To ensure the files are updated and/or expired, the proxy_cache_revalidate and proxy_cache_valid directives are set to check if there were changes on the origin server.

Using different locations might be the simpler solution if all caches will always be only on one system - as said I wanted to be able to easily migrate/switch single caches to another machine/jail if needed (e.g. to the same machine the build server is running on).
With the shown configuration this task would only require an update to the nameserver entries, not to all clients.
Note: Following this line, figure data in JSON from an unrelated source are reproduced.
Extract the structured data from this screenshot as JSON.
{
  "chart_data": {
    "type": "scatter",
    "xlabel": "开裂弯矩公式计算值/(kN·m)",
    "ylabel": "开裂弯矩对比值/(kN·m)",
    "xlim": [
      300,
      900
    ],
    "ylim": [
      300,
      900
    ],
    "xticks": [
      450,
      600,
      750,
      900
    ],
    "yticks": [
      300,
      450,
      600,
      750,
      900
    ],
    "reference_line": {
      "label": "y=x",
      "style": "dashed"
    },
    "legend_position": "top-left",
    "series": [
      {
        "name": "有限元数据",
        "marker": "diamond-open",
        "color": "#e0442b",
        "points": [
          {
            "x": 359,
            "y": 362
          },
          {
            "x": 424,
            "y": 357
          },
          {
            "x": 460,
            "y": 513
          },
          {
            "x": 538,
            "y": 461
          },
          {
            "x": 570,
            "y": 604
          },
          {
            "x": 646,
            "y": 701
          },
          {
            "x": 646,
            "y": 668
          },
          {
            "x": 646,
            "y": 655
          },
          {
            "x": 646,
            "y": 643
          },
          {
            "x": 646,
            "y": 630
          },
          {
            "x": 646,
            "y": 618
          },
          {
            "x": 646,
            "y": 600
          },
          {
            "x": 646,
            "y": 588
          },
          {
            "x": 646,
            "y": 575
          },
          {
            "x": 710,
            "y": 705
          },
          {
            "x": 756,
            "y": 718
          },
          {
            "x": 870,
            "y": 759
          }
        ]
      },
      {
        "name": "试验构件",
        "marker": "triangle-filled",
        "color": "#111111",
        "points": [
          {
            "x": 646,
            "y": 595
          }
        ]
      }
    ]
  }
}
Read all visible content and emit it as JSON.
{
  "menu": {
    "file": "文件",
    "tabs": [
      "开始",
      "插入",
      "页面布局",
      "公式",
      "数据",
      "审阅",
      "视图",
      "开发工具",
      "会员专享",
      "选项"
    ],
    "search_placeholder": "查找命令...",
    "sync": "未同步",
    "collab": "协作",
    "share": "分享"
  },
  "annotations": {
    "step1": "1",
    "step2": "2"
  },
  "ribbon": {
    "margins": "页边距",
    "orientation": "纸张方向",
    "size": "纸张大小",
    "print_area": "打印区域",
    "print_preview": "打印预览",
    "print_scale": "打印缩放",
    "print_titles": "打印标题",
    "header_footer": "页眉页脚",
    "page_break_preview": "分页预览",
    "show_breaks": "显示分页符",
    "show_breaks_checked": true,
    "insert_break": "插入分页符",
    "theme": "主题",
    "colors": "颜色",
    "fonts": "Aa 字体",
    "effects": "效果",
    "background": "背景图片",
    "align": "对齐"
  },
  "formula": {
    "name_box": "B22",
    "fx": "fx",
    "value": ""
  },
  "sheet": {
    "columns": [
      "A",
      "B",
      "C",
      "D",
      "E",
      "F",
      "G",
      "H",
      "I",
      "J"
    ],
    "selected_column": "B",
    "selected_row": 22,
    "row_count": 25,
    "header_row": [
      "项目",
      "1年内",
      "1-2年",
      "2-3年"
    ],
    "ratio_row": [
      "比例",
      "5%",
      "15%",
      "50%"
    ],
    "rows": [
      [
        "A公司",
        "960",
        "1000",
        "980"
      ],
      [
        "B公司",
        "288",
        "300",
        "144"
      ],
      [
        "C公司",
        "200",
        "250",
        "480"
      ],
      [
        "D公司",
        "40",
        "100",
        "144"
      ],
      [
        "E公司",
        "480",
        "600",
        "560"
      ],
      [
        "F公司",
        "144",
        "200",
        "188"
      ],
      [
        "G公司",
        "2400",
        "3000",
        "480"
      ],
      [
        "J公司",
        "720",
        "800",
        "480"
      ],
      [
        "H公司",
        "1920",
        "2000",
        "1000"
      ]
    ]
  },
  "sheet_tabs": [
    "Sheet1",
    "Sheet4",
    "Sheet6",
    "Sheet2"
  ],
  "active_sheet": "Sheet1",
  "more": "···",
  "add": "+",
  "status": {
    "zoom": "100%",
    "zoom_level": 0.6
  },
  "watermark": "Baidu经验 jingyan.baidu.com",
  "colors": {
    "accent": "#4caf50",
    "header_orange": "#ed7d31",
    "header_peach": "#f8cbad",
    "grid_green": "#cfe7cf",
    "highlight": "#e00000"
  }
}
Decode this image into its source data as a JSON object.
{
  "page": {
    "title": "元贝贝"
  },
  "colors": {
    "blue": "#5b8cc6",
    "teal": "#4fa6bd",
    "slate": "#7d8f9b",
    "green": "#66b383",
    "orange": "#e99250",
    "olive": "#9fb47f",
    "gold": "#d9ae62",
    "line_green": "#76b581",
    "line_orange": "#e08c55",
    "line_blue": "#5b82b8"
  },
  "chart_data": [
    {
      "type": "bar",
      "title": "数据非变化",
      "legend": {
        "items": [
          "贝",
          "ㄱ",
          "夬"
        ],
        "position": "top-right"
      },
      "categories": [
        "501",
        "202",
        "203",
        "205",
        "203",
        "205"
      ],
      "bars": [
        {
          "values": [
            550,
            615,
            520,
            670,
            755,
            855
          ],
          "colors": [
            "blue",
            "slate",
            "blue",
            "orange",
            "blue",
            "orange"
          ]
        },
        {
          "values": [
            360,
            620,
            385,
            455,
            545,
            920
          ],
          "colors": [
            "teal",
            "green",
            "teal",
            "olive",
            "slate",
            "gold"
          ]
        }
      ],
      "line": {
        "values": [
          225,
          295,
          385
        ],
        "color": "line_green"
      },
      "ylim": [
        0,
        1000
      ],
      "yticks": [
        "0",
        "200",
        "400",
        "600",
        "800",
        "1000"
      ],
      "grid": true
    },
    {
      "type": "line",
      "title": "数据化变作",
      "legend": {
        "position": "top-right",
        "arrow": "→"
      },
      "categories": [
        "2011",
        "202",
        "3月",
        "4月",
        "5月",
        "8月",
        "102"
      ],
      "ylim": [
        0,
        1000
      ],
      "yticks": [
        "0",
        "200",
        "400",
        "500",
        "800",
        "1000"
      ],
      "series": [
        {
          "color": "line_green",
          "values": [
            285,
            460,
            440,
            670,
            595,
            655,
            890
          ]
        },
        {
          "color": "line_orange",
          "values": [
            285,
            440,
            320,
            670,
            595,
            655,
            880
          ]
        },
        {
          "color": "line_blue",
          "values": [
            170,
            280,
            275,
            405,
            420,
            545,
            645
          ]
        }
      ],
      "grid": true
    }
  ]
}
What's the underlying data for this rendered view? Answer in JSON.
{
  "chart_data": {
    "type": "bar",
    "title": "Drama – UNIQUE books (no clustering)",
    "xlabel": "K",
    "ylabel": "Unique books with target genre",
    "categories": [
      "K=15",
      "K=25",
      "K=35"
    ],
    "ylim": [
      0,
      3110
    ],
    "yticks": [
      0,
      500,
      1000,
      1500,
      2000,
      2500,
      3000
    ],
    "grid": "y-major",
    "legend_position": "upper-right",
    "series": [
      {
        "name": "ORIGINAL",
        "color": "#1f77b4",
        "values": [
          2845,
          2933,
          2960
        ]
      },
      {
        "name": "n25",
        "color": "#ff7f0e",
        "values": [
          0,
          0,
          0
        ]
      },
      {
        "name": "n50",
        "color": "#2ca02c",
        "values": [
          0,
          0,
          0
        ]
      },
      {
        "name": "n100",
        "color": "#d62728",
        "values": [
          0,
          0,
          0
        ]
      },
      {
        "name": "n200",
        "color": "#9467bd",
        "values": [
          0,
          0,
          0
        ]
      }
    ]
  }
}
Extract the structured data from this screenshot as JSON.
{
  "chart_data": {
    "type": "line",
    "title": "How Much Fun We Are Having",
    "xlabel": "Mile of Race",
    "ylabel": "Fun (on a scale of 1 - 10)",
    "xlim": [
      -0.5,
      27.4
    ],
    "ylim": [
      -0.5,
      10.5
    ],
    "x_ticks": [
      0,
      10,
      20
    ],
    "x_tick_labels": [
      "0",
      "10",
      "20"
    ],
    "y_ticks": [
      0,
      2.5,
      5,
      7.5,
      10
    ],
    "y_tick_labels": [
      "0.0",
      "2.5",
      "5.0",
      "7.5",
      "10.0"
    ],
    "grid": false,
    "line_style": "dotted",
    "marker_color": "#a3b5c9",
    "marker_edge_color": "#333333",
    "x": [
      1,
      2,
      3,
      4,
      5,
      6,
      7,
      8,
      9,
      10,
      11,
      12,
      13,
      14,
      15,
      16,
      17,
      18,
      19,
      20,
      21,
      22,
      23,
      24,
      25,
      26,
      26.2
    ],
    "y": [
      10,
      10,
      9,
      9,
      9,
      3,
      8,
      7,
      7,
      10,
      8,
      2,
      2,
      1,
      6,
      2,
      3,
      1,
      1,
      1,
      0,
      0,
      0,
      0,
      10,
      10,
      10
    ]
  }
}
For further reading on fine-tuning the cache, the nginx blog and the admin-guide section contain some very useful articles:
https://www.nginx.com/blog/nginx-caching-guide/
https://www.nginx.com/resources/admin-guide/reverse-proxy/

Also have a look at the ngx_http_proxy_module:
https://nginx.org/en/docs/http/ngx_http_proxy_module.html


----------



## balanga (Feb 12, 2018)

I was wondering if it's possible to put this repository on my pfSense box which happens to run nginx...

Has anyone tried?


----------



## PacketMan (Feb 13, 2018)

Something a fair bit different, and is not caching, but might interest you.  I set up a server to be a dedicated ports-mgmt/synth builder, and then used net-p2p/btsync to distribute the newly built packages to the target machines.

See Thread 58708


----------



## jhfoo (May 29, 2020)

sko said:


> Just in case somebody else stumbles over this thread as I did when searching for some details on how to simplify/enhance my local caches, I'll add my current solution to this topic.
> 
> Firstly: There is no special package available for FreeBSD/pkg like e.g. apt-mirror on debian-based Linux systems. This is due to the fact, that a local caching mirror for even multiple pkg-based systems (this was what I was searching information for...), varying release versions and also freebsd-update is _really_ easy to set up with nginx.
> 
> ...



sko is the above strategy still valid for 12.1? Are there changes needed to make pkg recognise the local repo url?


----------